I-bankers to get hefty bonuses as deal activity zooms
Investment bankers from top domestic firms could take home, on an average, 100-150 per cent of annual salary as bonuses — much higher than last year when payouts ranged from 30-40 per cent.
FY24 saw robust equity capital market activity that resulted in a fee collection of over ₹2,000 crore. Total equity fundraising stood at ₹1.86-lakh crore, underpinned by a roaring secondary market. This is 142 per cent higher than FY23, a year in which a series of interest rate hikes and geopolitical tensions marred fundraising. India Inc raised ₹61,915 crore through 76 main board IPOs in 2023-24 — 19 per cent higher than the ₹52,116 crore mobilised by 37 IPOs in 2022-23, according to primedatabase.com. The amount raised through qualified institutional placements stood at ₹78,089 crore, more than seven times the amount raised the year before. Bulk and block deals totalled ₹5.25-lakh crore, which is 55 per cent higher than the previous fiscal.
HEALTHY IPO PIPELINE
“The pot has grown bigger,” said Munish Aggarwal, Managing Director Head – Equity Capital Markets, Equirus. “Equity fundraising activity was buoyant last year, with a sizeable number of block deals apart from IPOs. The deal pipeline remains robust and every organisation knows that they will have to give a decent payout to retain as well as attract talent.”

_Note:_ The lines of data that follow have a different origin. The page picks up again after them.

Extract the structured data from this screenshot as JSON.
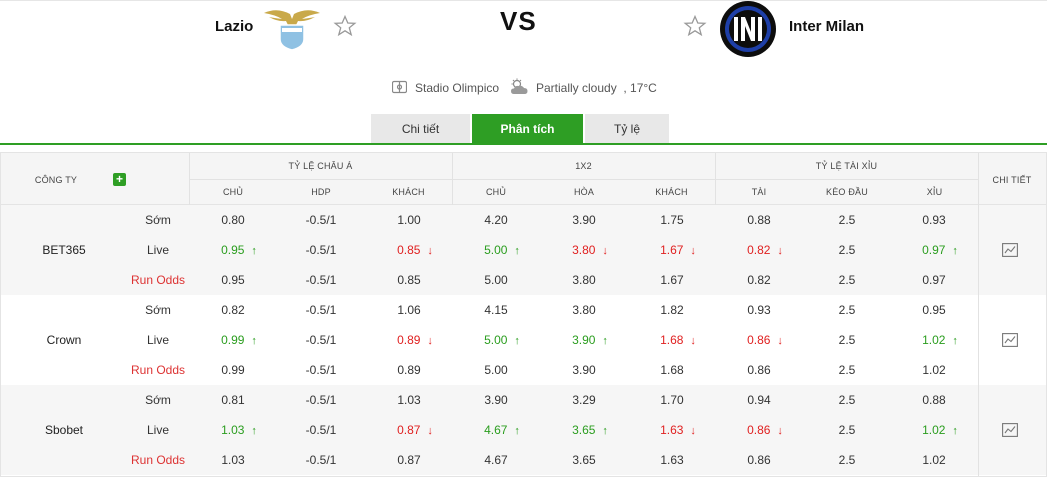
{
  "match": {
    "home_team": "Lazio",
    "away_team": "Inter Milan",
    "vs_label": "VS",
    "stadium": "Stadio Olimpico",
    "weather": "Partially cloudy  , 17°C"
  },
  "tabs": [
    {
      "label": "Chi tiết",
      "active": false
    },
    {
      "label": "Phân tích",
      "active": true
    },
    {
      "label": "Tỷ lệ",
      "active": false
    }
  ],
  "colors": {
    "accent": "#2e9e24",
    "up": "#2a9d1e",
    "down": "#e02020",
    "run_odds": "#d33333"
  },
  "table": {
    "headers": {
      "company": "CÔNG TY",
      "asian": "TỶ LỆ CHÂU Á",
      "x12": "1X2",
      "ou": "TỶ LỆ TÀI XỈU",
      "detail": "CHI TIẾT",
      "asian_cols": [
        "CHỦ",
        "HDP",
        "KHÁCH"
      ],
      "x12_cols": [
        "CHỦ",
        "HÒA",
        "KHÁCH"
      ],
      "ou_cols": [
        "TÀI",
        "KÈO ĐẦU",
        "XỈU"
      ]
    },
    "companies": [
      {
        "name": "BET365",
        "rows": [
          {
            "label": "Sớm",
            "values": [
              "0.80",
              "-0.5/1",
              "1.00",
              "4.20",
              "3.90",
              "1.75",
              "0.88",
              "2.5",
              "0.93"
            ],
            "trend": [
              "",
              "",
              "",
              "",
              "",
              "",
              "",
              "",
              ""
            ]
          },
          {
            "label": "Live",
            "values": [
              "0.95",
              "-0.5/1",
              "0.85",
              "5.00",
              "3.80",
              "1.67",
              "0.82",
              "2.5",
              "0.97"
            ],
            "trend": [
              "up",
              "",
              "down",
              "up",
              "down",
              "down",
              "down",
              "",
              "up"
            ]
          },
          {
            "label": "Run Odds",
            "values": [
              "0.95",
              "-0.5/1",
              "0.85",
              "5.00",
              "3.80",
              "1.67",
              "0.82",
              "2.5",
              "0.97"
            ],
            "trend": [
              "",
              "",
              "",
              "",
              "",
              "",
              "",
              "",
              ""
            ]
          }
        ]
      },
      {
        "name": "Crown",
        "rows": [
          {
            "label": "Sớm",
            "values": [
              "0.82",
              "-0.5/1",
              "1.06",
              "4.15",
              "3.80",
              "1.82",
              "0.93",
              "2.5",
              "0.95"
            ],
            "trend": [
              "",
              "",
              "",
              "",
              "",
              "",
              "",
              "",
              ""
            ]
          },
          {
            "label": "Live",
            "values": [
              "0.99",
              "-0.5/1",
              "0.89",
              "5.00",
              "3.90",
              "1.68",
              "0.86",
              "2.5",
              "1.02"
            ],
            "trend": [
              "up",
              "",
              "down",
              "up",
              "up",
              "down",
              "down",
              "",
              "up"
            ]
          },
          {
            "label": "Run Odds",
            "values": [
              "0.99",
              "-0.5/1",
              "0.89",
              "5.00",
              "3.90",
              "1.68",
              "0.86",
              "2.5",
              "1.02"
            ],
            "trend": [
              "",
              "",
              "",
              "",
              "",
              "",
              "",
              "",
              ""
            ]
          }
        ]
      },
      {
        "name": "Sbobet",
        "rows": [
          {
            "label": "Sớm",
            "values": [
              "0.81",
              "-0.5/1",
              "1.03",
              "3.90",
              "3.29",
              "1.70",
              "0.94",
              "2.5",
              "0.88"
            ],
            "trend": [
              "",
              "",
              "",
              "",
              "",
              "",
              "",
              "",
              ""
            ]
          },
          {
            "label": "Live",
            "values": [
              "1.03",
              "-0.5/1",
              "0.87",
              "4.67",
              "3.65",
              "1.63",
              "0.86",
              "2.5",
              "1.02"
            ],
            "trend": [
              "up",
              "",
              "down",
              "up",
              "up",
              "down",
              "down",
              "",
              "up"
            ]
          },
          {
            "label": "Run Odds",
            "values": [
              "1.03",
              "-0.5/1",
              "0.87",
              "4.67",
              "3.65",
              "1.63",
              "0.86",
              "2.5",
              "1.02"
            ],
            "trend": [
              "",
              "",
              "",
              "",
              "",
              "",
              "",
              "",
              ""
            ]
          }
        ]
      }
    ]
  }
}
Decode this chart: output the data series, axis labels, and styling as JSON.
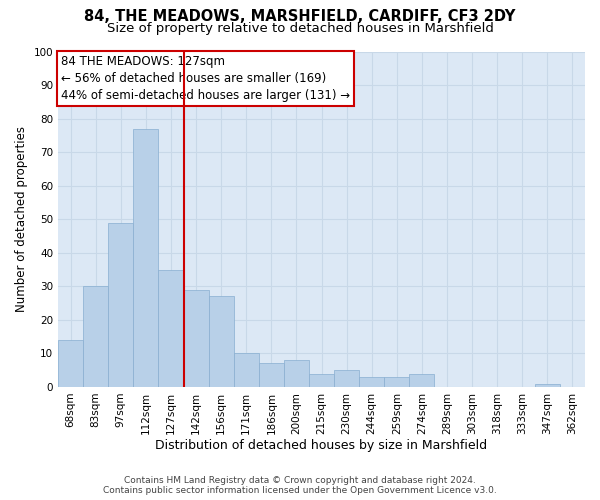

Another senior banker, on condition of anonymity, said: “The bonuses could range from 100 per cent to 150 per cent of annual salaries depending on performance. The healthy pipeline of IPOs and QIPs will also have a bearing on the payouts.” Banks pocket 2-3 per cent as fees for managing IPOs, and 1.5-2 per cent for handling QIPs, depending on the issue size and the number of bankers.